On Monday 4 September, the Oost-Brabant District Court sentenced (only available in Dutch) a defendant to a prison term of 20 months for being the de facto person directing illegal trading with an Iranian party. The court dismissed his defence that he did not know that the intermediaries would forward the items concerned to the Iranian party. After all, there were sufficient indications and the defendant failed to investigate them.

The defendant’s company was alleged to have indirectly supplied replacement parts for engines to a sanctioned Iranian party (NIGC) between 2012 and 2015. NIGC was in fact run by the Iranian government and was allegedly involved in Iran’s nuclear weapons programme. It was precisely that programme that led to the Iran sanctions and to sanctions being imposed on NIGC (from mid-October 2012). The sanctions prohibit the supply of “economic resources” to the Iranian party. That prohibition covers anything that represents an economic value, so including the aforementioned goods used to replace defective parts.

The defendant argued that deliveries were made to parties in Dubai and Turkey and that he did not know that the goods were destined for the Iranian party. However, correspondence between the defendant and the intermediaries referred to the unique numbers of engines belonging to the sanctioned party.

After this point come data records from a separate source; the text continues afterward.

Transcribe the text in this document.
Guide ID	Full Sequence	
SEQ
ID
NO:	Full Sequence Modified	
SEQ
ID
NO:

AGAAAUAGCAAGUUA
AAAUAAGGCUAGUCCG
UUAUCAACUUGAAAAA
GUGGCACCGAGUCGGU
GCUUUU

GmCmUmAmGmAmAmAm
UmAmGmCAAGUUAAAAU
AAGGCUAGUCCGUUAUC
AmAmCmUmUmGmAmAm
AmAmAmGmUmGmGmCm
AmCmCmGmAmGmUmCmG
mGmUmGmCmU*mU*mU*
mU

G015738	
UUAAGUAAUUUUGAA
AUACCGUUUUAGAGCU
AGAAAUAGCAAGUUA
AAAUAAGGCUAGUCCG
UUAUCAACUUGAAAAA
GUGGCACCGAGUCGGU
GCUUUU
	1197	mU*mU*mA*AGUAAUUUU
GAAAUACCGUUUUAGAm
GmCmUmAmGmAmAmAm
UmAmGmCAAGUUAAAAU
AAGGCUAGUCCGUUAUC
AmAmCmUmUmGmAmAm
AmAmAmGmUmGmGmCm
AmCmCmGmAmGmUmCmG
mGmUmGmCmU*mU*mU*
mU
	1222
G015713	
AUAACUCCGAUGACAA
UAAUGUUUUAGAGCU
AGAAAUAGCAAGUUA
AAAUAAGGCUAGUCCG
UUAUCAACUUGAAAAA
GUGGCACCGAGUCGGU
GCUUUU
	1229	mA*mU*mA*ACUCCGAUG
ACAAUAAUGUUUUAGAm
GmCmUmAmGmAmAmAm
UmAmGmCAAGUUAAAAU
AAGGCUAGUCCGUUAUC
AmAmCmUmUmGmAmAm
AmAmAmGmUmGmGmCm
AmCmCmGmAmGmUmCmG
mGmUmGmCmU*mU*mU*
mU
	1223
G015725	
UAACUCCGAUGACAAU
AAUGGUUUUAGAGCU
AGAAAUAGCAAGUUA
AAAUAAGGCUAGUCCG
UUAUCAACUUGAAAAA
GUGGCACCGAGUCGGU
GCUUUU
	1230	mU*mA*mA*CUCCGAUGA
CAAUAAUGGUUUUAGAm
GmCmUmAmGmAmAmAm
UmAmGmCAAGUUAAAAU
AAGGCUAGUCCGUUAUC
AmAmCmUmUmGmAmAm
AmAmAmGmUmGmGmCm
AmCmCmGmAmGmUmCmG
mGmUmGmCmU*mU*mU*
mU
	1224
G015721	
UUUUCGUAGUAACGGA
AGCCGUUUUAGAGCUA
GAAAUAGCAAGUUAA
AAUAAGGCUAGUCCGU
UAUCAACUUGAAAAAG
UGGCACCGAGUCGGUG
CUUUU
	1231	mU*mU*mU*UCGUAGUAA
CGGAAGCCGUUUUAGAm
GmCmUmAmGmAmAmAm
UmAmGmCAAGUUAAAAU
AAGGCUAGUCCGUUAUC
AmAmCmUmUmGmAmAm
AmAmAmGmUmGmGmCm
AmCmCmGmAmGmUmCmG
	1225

In addition, the correspondence asked whether the goods could be delivered directly to Tehran and the abbreviated name of the sanctioned party appeared in e-mails. The court also explicitly took into account the fact that the company had previously been fined for illegal trading with Iran. According to the court, it was therefore sufficiently clear to the company and the defendant that trade was being conducted with that sanctioned party; there was therefore, at the very least, an obligation to investigate what (or whom) the goods were actually intended for. That obligation had not been complied with.

The court found that the defendant had been the de facto person directing the violations of the (Dutch) Sanctions Act [Sanctiewet]. It also counted strongly against him that he had violated the sanctions for years solely for financial gain. Based on the estimated harm done (a total of EUR 500,000 for the seven export shipments) and the standard points for determining the sentence, the court came to a sentence of 20 months imprisonment, of which four months were suspended for two years.

This case once more makes clear how very important it is to carry out sufficient investigation in the case of trade in sanctioned countries or with parties in those countries, as well as when sanctioned products and projects are concerned, including in the case of onward supply. Signals and ambiguities must not be ignored. In practice, it is often thought or assumed that trading through an intermediary means that responsibility then ceases and that no further investigation is needed. But the use of an intermediary does not release the other parties in the chain from their own responsibilities in this regard. In all cases, the higher the risk, the more investigation and measures are expected to be implemented, and signals must be responded to. Sometimes, the question is whether it is still possible (or permissible) to trade at all (see our blog about the recent onward supply of gas turbines to Crimea). The ruling by the Oost-Brabant District Court is also a good reminder for directors and de facto managers that there are circumstances when it is not only the company that runs the risk of criminal prosecution!